Sokağın başındaki Hüda markete giriyoruz. İstanbul’da çeşitli işlerde çalıştıktan sonra babası ve kardeşiyle bir market açan Muhammed Da, bir bakkal veresiye defteri gösteriyor. Herhangi bir bakkal defterinden farksız olarak oradakilerin veresiye kayıtlarını tutuyor. Da, bize Suriyelilerin yaşadığı Sulukule’yi anlatıyor: ” Sulukule’de genelde geçmişte Türkiye ile iş yapan şirket sahipleri oturuyor. Bu kişilerin bazıları evleri aynı zamanda işleri yönetmek için home-ofis olarak da kullanıyor. Bu insanların Suriye’den kaçarken parasının belli bir bölümünü çıkarabildi. Bir çok evde 2-3 aile bir arada kalıyor. Bizim Suriye’de iki kırtasiye dükkanımız vardı. Savaş sırasında Esad’ın askerleri arabamda bomba olduğunu iddia ederek el koydular ve beni tutukladılar. Daha sonra iki dükkanımız yağmalandı. Evlerimiz ve arabalarımız satıldı ama parasını alamadık. Sahip olduğumuz her şeyi kaybettik. Şimdi burada yeni bir hayat kurmaya çalışıyoruz” diyor.
Villalar öğrenci yurdu olmuş
Bu villalarda yaşayan Suriyeli nüfusunun büyük bölümünü gençler oluşturuyor.
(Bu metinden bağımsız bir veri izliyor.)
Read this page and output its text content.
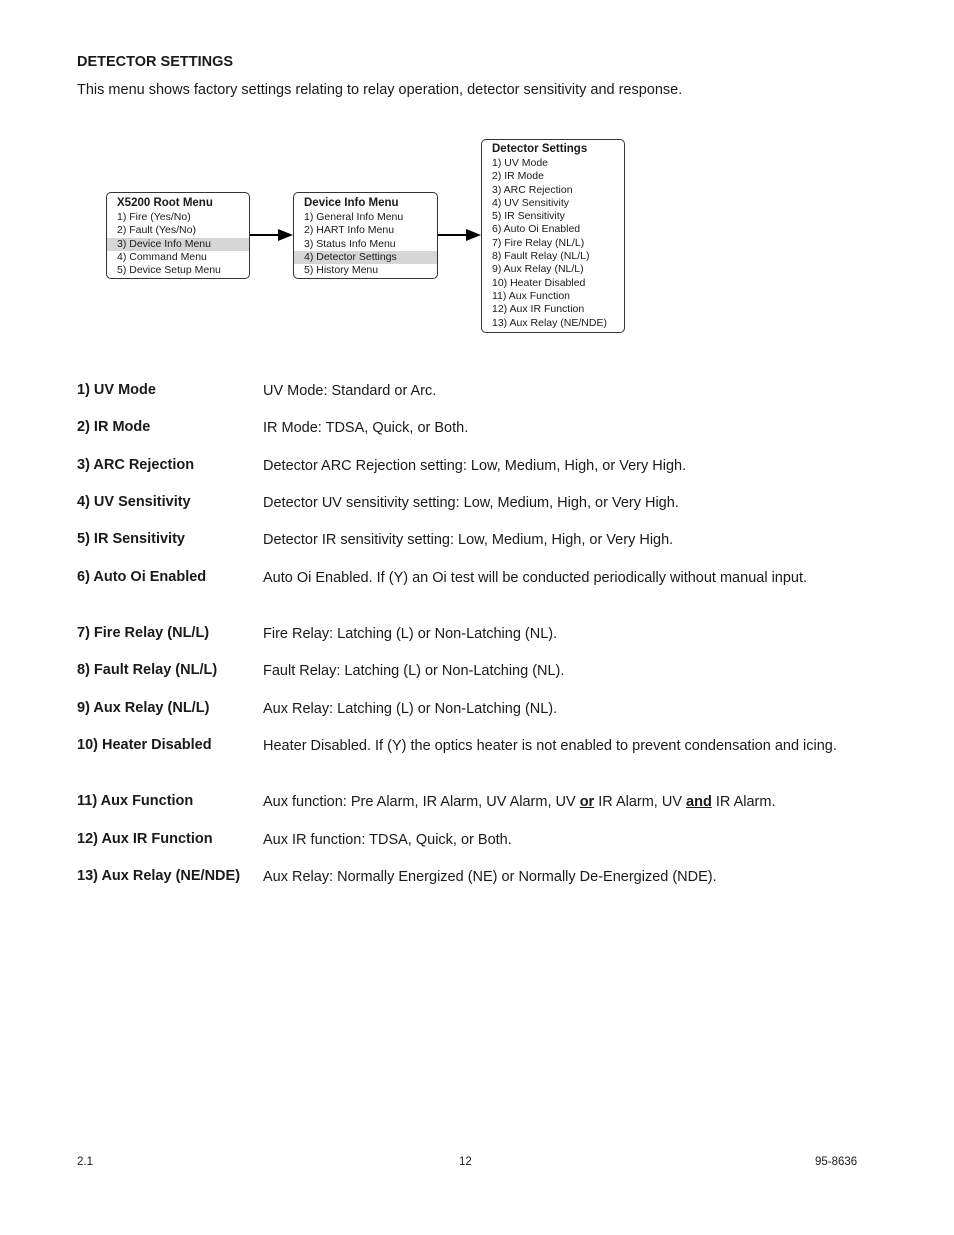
DETECTOR SETTINGS
This menu shows factory settings relating to relay operation, detector sensitivity and response.
X5200 Root Menu
1) Fire (Yes/No)
2) Fault (Yes/No)
3) Device Info Menu
4) Command Menu
5) Device Setup Menu
Device Info Menu
1) General Info Menu
2) HART Info Menu
3) Status Info Menu
4) Detector Settings
5) History Menu
Detector Settings
1) UV Mode
2) IR Mode
3) ARC Rejection
4) UV Sensitivity
5) IR Sensitivity
6) Auto Oi Enabled
7) Fire Relay (NL/L)
8) Fault Relay (NL/L)
9) Aux Relay (NL/L)
10) Heater Disabled
11) Aux Function
12) Aux IR Function
13) Aux Relay (NE/NDE)
1) UV Mode	UV Mode: Standard or Arc.
2) IR Mode	IR Mode: TDSA, Quick, or Both.
3) ARC Rejection	Detector ARC Rejection setting: Low, Medium, High, or Very High.
4) UV Sensitivity	Detector UV sensitivity setting: Low, Medium, High, or Very High.
5) IR Sensitivity	Detector IR sensitivity setting: Low, Medium, High, or Very High.
6) Auto Oi Enabled	Auto Oi Enabled. If (Y) an Oi test will be conducted periodically without manual input.
7) Fire Relay (NL/L)	Fire Relay: Latching (L) or Non-Latching (NL).
8) Fault Relay (NL/L)	Fault Relay: Latching (L) or Non-Latching (NL).
9) Aux Relay (NL/L)	Aux Relay: Latching (L) or Non-Latching (NL).
10) Heater Disabled	Heater Disabled. If (Y) the optics heater is not enabled to prevent condensation and icing.
11) Aux Function	Aux function: Pre Alarm, IR Alarm, UV Alarm, UV or IR Alarm, UV and IR Alarm.
12) Aux IR Function	Aux IR function: TDSA, Quick, or Both.
13) Aux Relay (NE/NDE)	Aux Relay: Normally Energized (NE) or Normally De-Energized (NDE).
2.1	12	95-8636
Ailelerinden kopan 20’li yaşlardaki bir çok Suriyeli genç için bu evler artık birer yurt odasına dönmüş. Daire içinde yatak başına 300 lira kira ödüyorlar. Biz de 16 kişinin kaldığı 2+1 odalı bir eve konuk oluyoruz. İki odada 8’er ranza var. Ranzaların hemen altı ve yanı başında torbalar içinde eşyaları bulunuyor. Tek mutfak, tek banyo ve tuvalet yaşamı daha da zorlaştırıyor. 16 kişiden alınan aylık kira geliri ise tam 4 bin 800 lira.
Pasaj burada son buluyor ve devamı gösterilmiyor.